[P] 𝝐-Explore, a simple alternative to RL for computer chess
I am a second-year at the University of California, Merced and this is a project I’ve been working on over the last few months. Its not state-of-the-art or anything like that, but any feedback on my work would be much appreciated. Keep in mind, I don’t have a degree (yet) in Computer Science, so any form constructive criticism will be helpful!
You can find my code at: https://github.com/PhilipFelizarta/epsilon-Explore
Since the creation of AlphaZero, a majority of Deep Learning research and engineering for computer chess has been centered around the “Zero” doctrine; that is, focusing on creating a chess engine utilizing zero human knowledge. While AlphaZero (and Leela Zero) are grand milestones for AI, a common critique is the computational costs required to execute these reinforcement learning algorithms.
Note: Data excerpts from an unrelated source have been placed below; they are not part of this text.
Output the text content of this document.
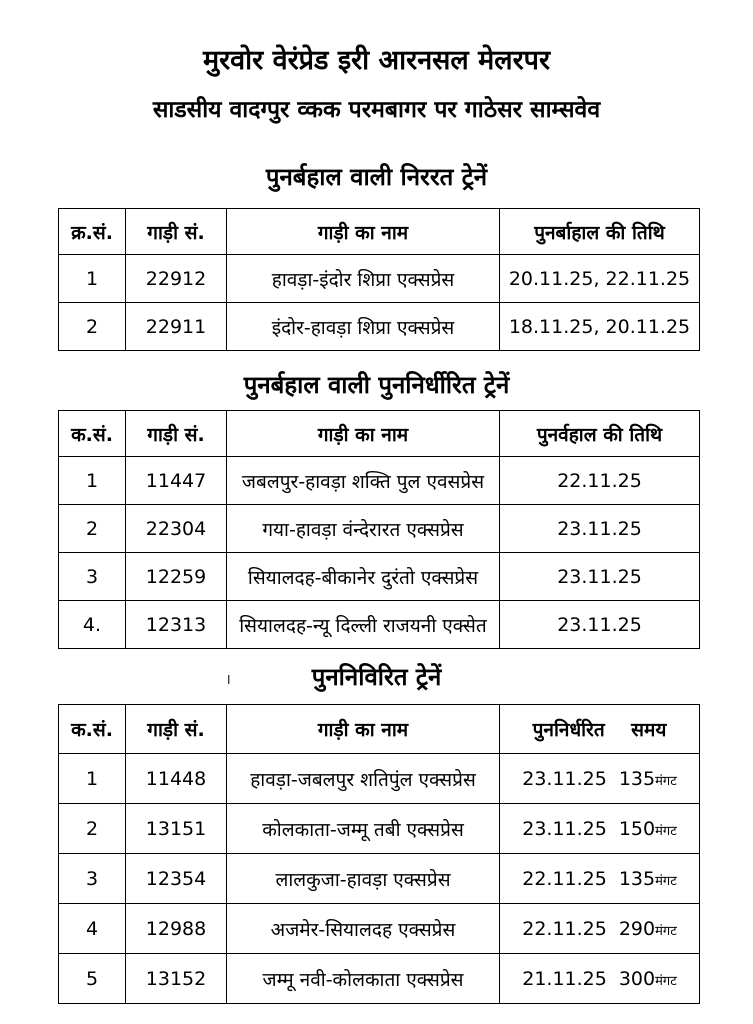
मुरवोर वेरंप्रेड इरी आरनसल मेलरपर
साडसीय वादग्पुर व्कक परमबागर पर गाठेसर साम्सवेव
पुनर्बहाल वाली निररत ट्रेनें
क्र.सं.	गाड़ी सं.	गाड़ी का नाम	पुनर्बाहाल की तिथि
1	22912	हावड़ा-इंदोर शिप्रा एक्सप्रेस	20.11.25, 22.11.25
2	22911	इंदोर-हावड़ा शिप्रा एक्सप्रेस	18.11.25, 20.11.25
पुनर्बहाल वाली पुननिर्धीरित ट्रेनें
क.सं.	गाड़ी सं.	गाड़ी का नाम	पुनर्वहाल की तिथि
1	11447	जबलपुर-हावड़ा शक्ति पुल एवसप्रेस	22.11.25
2	22304	गया-हावड़ा वंन्देरारत एक्सप्रेस	23.11.25
3	12259	सियालदह-बीकानेर दुरंतो एक्सप्रेस	23.11.25
4.	12313	सियालदह-न्यू दिल्ली राजयनी एक्सेत	23.11.25
׀	पुननिविरित ट्रेनें
क.सं.	गाड़ी सं.	गाड़ी का नाम	पुननिर्धरित    समय
1	11448	हावड़ा-जबलपुर शतिपुंल एक्सप्रेस	23.11.25 135मंगट
2	13151	कोलकाता-जम्मू तबी एक्सप्रेस	23.11.25 150मंगट
3	12354	लालकुजा-हावड़ा एक्सप्रेस	22.11.25 135मंगट
4	12988	अजमेर-सियालदह एक्सप्रेस	22.11.25 290मंगट
5	13152	जम्मू नवी-कोलकाता एक्सप्रेस	21.11.25 300मंगट
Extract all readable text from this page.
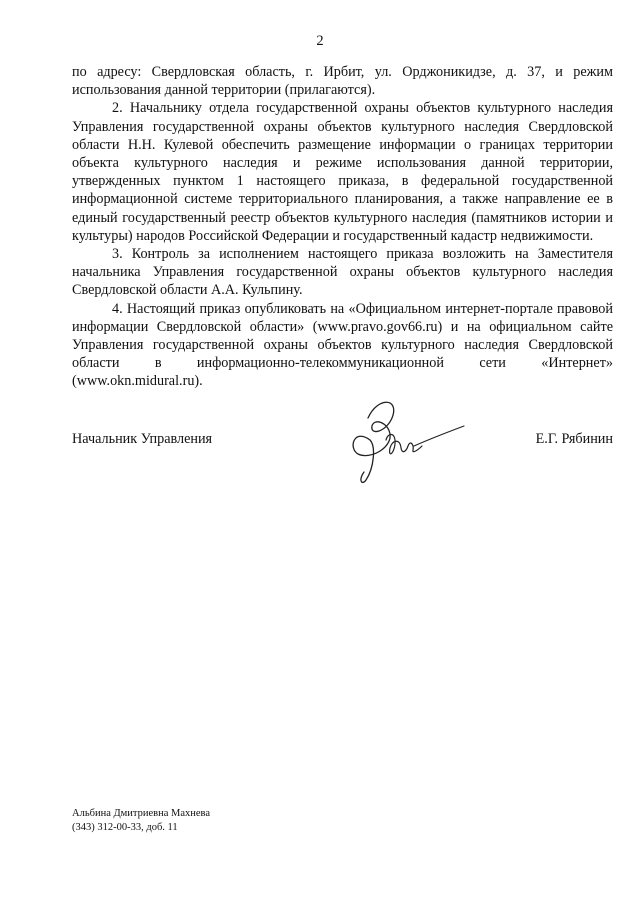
2

по адресу: Свердловская область, г. Ирбит, ул. Орджоникидзе, д. 37, и режим использования данной территории (прилагаются).

2. Начальнику отдела государственной охраны объектов культурного наследия Управления государственной охраны объектов культурного наследия Свердловской области Н.Н. Кулевой обеспечить размещение информации о границах территории объекта культурного наследия и режиме использования данной территории, утвержденных пунктом 1 настоящего приказа, в федеральной государственной информационной системе территориального планирования, а также направление ее в единый государственный реестр объектов культурного наследия (памятников истории и культуры) народов Российской Федерации и государственный кадастр недвижимости.

3. Контроль за исполнением настоящего приказа возложить на Заместителя начальника Управления государственной охраны объектов культурного наследия Свердловской области А.А. Кульпину.

4. Настоящий приказ опубликовать на «Официальном интернет-портале правовой информации Свердловской области» (www.pravo.gov66.ru) и на официальном сайте Управления государственной охраны объектов культурного наследия Свердловской области в информационно-телекоммуникационной сети «Интернет» (www.okn.midural.ru).

Начальник Управления	Е.Г. Рябинин
Альбина Дмитриевна Махнева
(343) 312-00-33, доб. 11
Motivated to create an efficient, yet scalable learning algorithm, I propose an elementary, yet novel solution: 𝝐-Explore. 𝝐-Explore is a handcrafted adaptation of greedy-epsilon exploration, Go-Explore, and supervised learning that frames exploration tasks as continual learning and utilizes significantly less computational resources when compared to state-of-the-art reinforcement learning algorithms. All experimentation uses only a single GPU (RTX Titan) and a single CPU (Threadripper 16-core). The results of 𝝐-Explore are not state-of-the-art with our experimental setup, but provide a foundation for creating more efficient handcrafted algorithms in other large search spaces given an available expert policy.
Note: I’ll be continually updating this GitHub repository as I do more tests!